If $A\cong B$ and $C\cong D$ how can I prove that $A/C\cong B/D$?

Question

Let $A,B$ groups and $C\leq A$ and $D\leq B$. How can I prove that $A/C\cong B/D$ ? I tried as follow : Let $i:A\to B$ an isomorphism and $j:C\to D$ an isomorphism. I define $$\tau : A\to B/D$$ by $\tau(a)=f(a)+D$. The surjectivity is clear. For the injectivity, $$\tau(a)=0\implies f(a)\in D$$ Does this implies that $a\in C$ ? Since $f|_C :C\to D$ doesn't should be an isomorphism I'm not sure.

My second try would be to defined $ f:C\to D$ an isomorphism and to prolong it to an isomorphism to $A\to B$, but is it possible ? If yes, then I can do my previous argument. If not, how can I do ?

Answer 1

A finite counterexample: $A=B=\mathbb Z_4\times \mathbb Z_2$, and $C=\{(0,0),(0,1)\}$, $D=\{(0,0),(2,0)\}$.

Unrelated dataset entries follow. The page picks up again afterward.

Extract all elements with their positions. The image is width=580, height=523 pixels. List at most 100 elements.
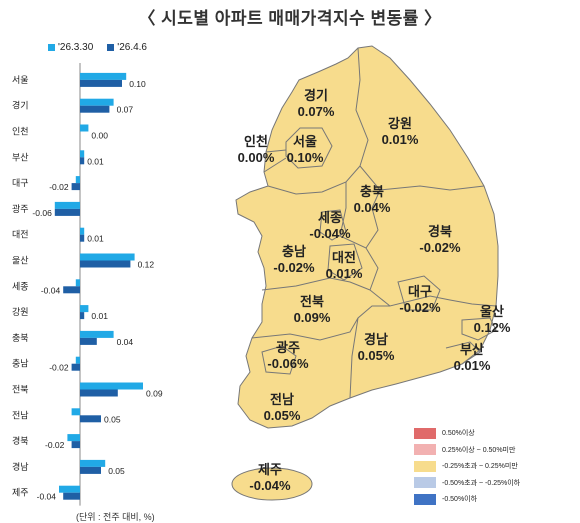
value-label: -0.02 — [49, 363, 69, 373]
map-region-value: -0.06% — [267, 356, 309, 371]
bar-legend: '26.3.30 '26.4.6 — [48, 42, 147, 53]
bar-prev-week — [59, 485, 80, 493]
map-legend-swatch — [414, 427, 436, 439]
category-label: 경남 — [12, 461, 29, 472]
category-label: 세종 — [12, 281, 29, 291]
border-chungnam-south — [261, 277, 371, 291]
category-label: 충북 — [12, 333, 29, 343]
map-region-value: -0.02% — [399, 300, 441, 315]
map-region-name: 전남 — [270, 392, 294, 407]
bar-this-week — [71, 441, 80, 449]
map-region-value: -0.02% — [273, 260, 315, 275]
value-label: 0.10 — [129, 79, 146, 89]
value-label: -0.04 — [37, 492, 57, 502]
legend-label-this-week: '26.4.6 — [117, 42, 147, 53]
map-legend-label: -0.50%초과 ~ -0.25%이하 — [442, 479, 521, 487]
border-gyeongnam-west — [349, 317, 359, 399]
mainland-shape — [235, 45, 499, 429]
map-region-value: 0.09% — [294, 310, 331, 325]
bar-prev-week — [80, 305, 89, 313]
bar-prev-week — [75, 176, 80, 184]
bar-prev-week — [80, 150, 85, 158]
bar-prev-week — [54, 201, 80, 209]
map-region-value: 0.07% — [298, 104, 335, 119]
bar-this-week — [63, 286, 80, 294]
legend-item-this-week: '26.4.6 — [107, 42, 147, 53]
map-region-name: 충북 — [360, 184, 384, 199]
category-label: 전북 — [12, 385, 29, 395]
map-region-value: -0.02% — [419, 240, 461, 255]
map-legend-swatch — [414, 460, 436, 472]
map-legend: 0.50%이상 0.25%이상 ~ 0.50%미만 -0.25%초과 ~ 0.2… — [414, 425, 520, 508]
map-region-name: 인천 — [244, 134, 268, 149]
bar-prev-week — [67, 434, 80, 442]
category-label: 대전 — [12, 230, 29, 240]
bar-this-week — [80, 79, 122, 87]
category-label: 충남 — [12, 359, 29, 369]
bar-prev-week — [80, 227, 85, 235]
map-legend-row: -0.50%초과 ~ -0.25%이하 — [414, 475, 520, 492]
value-label: 0.01 — [87, 234, 104, 244]
value-label: -0.02 — [49, 182, 69, 192]
value-label: 0.01 — [87, 156, 104, 166]
border-incheon — [263, 149, 287, 173]
bar-this-week — [80, 389, 118, 397]
value-label: 0.00 — [91, 131, 108, 141]
bar-chart: 서울 0.10 경기 0.07 인천 0.00 부산 0.01 대구 -0.02 광주 -0.06 대전… — [12, 63, 163, 506]
value-label: -0.04 — [41, 285, 61, 295]
chart-title: 〈 시도별 아파트 매매가격지수 변동률 〉 — [138, 9, 442, 28]
bar-this-week — [80, 466, 101, 474]
border-jeonbuk-south — [251, 305, 390, 341]
value-label: 0.07 — [117, 105, 134, 115]
bar-prev-week — [75, 356, 80, 364]
map-legend-row: 0.50%이상 — [414, 425, 520, 442]
bar-prev-week — [80, 124, 89, 132]
category-label: 대구 — [12, 178, 29, 188]
border-daegu — [397, 275, 441, 311]
category-label: 경북 — [12, 435, 29, 446]
map-region-value: 0.05% — [358, 348, 395, 363]
border-gwangju — [261, 345, 297, 375]
map-region-name: 경북 — [428, 224, 452, 239]
bar-this-week — [80, 157, 85, 165]
value-label: 0.09 — [146, 389, 163, 399]
map-legend-label: 0.50%이상 — [442, 430, 475, 438]
border-ulsan — [461, 317, 497, 341]
legend-item-prev-week: '26.3.30 — [48, 42, 93, 53]
map-region-value: -0.04% — [309, 226, 351, 241]
map-legend-swatch — [414, 477, 436, 489]
map-legend-row: -0.25%초과 ~ 0.25%미만 — [414, 458, 520, 475]
value-label: -0.02 — [45, 440, 65, 450]
border-busan — [445, 341, 481, 365]
map-region-value: 0.01% — [382, 132, 419, 147]
map-region-name: 부산 — [460, 342, 484, 357]
bar-this-week — [54, 208, 80, 216]
map-region-name: 강원 — [388, 116, 412, 131]
bar-this-week — [71, 183, 80, 191]
map-region-name: 경기 — [304, 88, 328, 103]
bar-prev-week — [80, 72, 127, 80]
border-sejong — [319, 209, 347, 241]
map-region-value: -0.04% — [249, 478, 291, 493]
map-region-name: 대구 — [408, 284, 432, 299]
value-label: 0.01 — [91, 311, 108, 321]
map-region-name: 광주 — [276, 340, 300, 355]
bar-prev-week — [80, 98, 114, 106]
map-region-name: 제주 — [258, 462, 282, 477]
bar-prev-week — [80, 382, 143, 390]
category-label: 경기 — [12, 100, 29, 111]
category-label: 광주 — [12, 203, 29, 214]
map-region-value: 0.04% — [354, 200, 391, 215]
bar-this-week — [80, 260, 131, 268]
map-legend-swatch — [414, 444, 436, 456]
bar-this-week — [80, 234, 85, 242]
bar-prev-week — [80, 253, 135, 261]
map-region-name: 대전 — [332, 250, 356, 265]
map-legend-label: 0.25%이상 ~ 0.50%미만 — [442, 446, 516, 454]
map-region-name: 충남 — [282, 244, 306, 259]
legend-swatch-prev-week — [48, 44, 55, 51]
bar-this-week — [63, 492, 80, 500]
value-label: 0.04 — [117, 337, 134, 347]
category-label: 강원 — [12, 307, 29, 317]
map-legend-row: 0.25%이상 ~ 0.50%미만 — [414, 442, 520, 459]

Then $A/C$ is cyclic of order 4, but $B/D$ is the Klein 4-group.

Answer 2

This is false (so any proof is hopeless), take $A=B=\mathbb{Z}$ (with the addition) and $C=2\mathbb{Z};\ D=3\mathbb{Z}$. Then $|A/C|=2;\ |B/D|=3$.

Answer 3

$\mathbb Z/2\mathbb Z$ is not isomorphic to $\mathbb Z/3\mathbb Z$, although all of $A,B,C,D$ in this example are isomorphic.